Hi Lou,
thanks to the refined information I found the classes and had the opportunity to look into them.
They care about socket communication particular in absence of asynchronous callout support.
I admit, I have no Raspberry PI at hand, but that might be related (as async callout elsewhere is common) to that.
I have a certain scenario in mind, what the classes provide and how they handle the problem.

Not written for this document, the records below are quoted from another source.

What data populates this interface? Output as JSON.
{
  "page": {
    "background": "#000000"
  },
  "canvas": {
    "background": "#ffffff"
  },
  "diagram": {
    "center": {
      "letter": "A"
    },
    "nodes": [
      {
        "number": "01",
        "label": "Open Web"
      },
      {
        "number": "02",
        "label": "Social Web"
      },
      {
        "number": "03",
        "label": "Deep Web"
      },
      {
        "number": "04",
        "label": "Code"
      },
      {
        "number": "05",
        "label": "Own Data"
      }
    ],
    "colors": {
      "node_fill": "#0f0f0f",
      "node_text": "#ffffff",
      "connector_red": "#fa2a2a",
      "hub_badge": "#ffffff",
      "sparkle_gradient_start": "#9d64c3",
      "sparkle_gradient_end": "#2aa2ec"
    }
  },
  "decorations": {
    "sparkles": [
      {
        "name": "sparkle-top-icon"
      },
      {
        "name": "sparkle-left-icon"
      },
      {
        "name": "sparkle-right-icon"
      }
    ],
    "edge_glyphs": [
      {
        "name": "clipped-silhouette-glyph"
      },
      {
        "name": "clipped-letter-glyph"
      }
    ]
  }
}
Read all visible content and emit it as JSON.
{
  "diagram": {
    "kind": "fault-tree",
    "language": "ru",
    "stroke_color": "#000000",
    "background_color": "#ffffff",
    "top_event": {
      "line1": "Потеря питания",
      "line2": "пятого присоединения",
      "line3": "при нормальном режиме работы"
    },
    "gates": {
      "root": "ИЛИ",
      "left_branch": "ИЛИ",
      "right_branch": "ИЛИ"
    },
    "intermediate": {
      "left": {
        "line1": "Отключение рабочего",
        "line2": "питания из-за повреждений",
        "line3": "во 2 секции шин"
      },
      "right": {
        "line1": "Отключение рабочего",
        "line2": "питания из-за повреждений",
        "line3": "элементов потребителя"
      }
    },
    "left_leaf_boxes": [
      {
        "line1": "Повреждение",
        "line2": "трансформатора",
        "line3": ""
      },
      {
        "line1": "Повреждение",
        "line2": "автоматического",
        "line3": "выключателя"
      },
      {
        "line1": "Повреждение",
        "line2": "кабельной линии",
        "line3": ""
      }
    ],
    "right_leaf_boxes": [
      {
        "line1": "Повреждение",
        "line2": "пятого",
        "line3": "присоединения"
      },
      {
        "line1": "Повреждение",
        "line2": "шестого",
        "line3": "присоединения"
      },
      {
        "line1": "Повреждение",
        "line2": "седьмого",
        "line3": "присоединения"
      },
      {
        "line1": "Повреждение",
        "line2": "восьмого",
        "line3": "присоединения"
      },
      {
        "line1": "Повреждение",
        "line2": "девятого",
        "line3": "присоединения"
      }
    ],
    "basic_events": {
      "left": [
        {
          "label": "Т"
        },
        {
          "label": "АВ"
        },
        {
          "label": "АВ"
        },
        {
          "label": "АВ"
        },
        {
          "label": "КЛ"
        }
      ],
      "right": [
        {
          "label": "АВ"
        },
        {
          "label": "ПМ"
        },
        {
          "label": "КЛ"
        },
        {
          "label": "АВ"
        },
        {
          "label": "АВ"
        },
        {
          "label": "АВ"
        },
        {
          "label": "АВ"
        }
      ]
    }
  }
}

Anyway, evident is that these classes have to be installed properly in a fresh image and they do cache, that means they collect instances (during operation) to do their work.
And that they are important to handle your communication infrastructure. the handling of several external APIs.
Being remote, without direct access, I can provide you only with some advice, in hope that it helps.
It seems, that dumping these instances by the ObjectDumper, communication content is included (the cached content).
Would your use be packaging, I would suggest not to run the application before dumping and to add rules (setting the cache content to nil), so not to package any communciation content.
However, you want to save configuration settings in context of Seaside, I assume, while being in operation.
But that means, the same principles (of packaging) have to be applied here: clean the cache content before dumping.
Or alternatevly, not to actually run any commincation before saving its cofiguration (for packaging, this works - you can load into a fresh image without executing anything before packaging).
Handling some configuration settings in a running application however collides with that approach.
So the point is: find out what is cached before saving the setting, clean the cache and then save using the ObjectDumper.
I do not know if the Seaside scenario provides you with hooks to prepare the save settings.
And perhaps a post operation has also to take place: I can imaging that whole thing collides if you run some communication (which is pending), prepare the settings (clean the cache), save the settings via ObjectDumper and then the communication begins to finalize and interferes (e.g. attempts to return contents).
If that turns out to become a problem, you have to assure a secure transaction (saving the setting must not take place with pending communication).
Another point to clarify is whether the operational support given by the multiplexors is important for your "save settings" (I guess not).
If that is the case, you should avoid to dump these instances (in a packing scenario, rules would achieve that).
Restoring such caches later (including artefacts from previous communication) sounds brittle, anyway.
To avoid saving the cache content is the key point.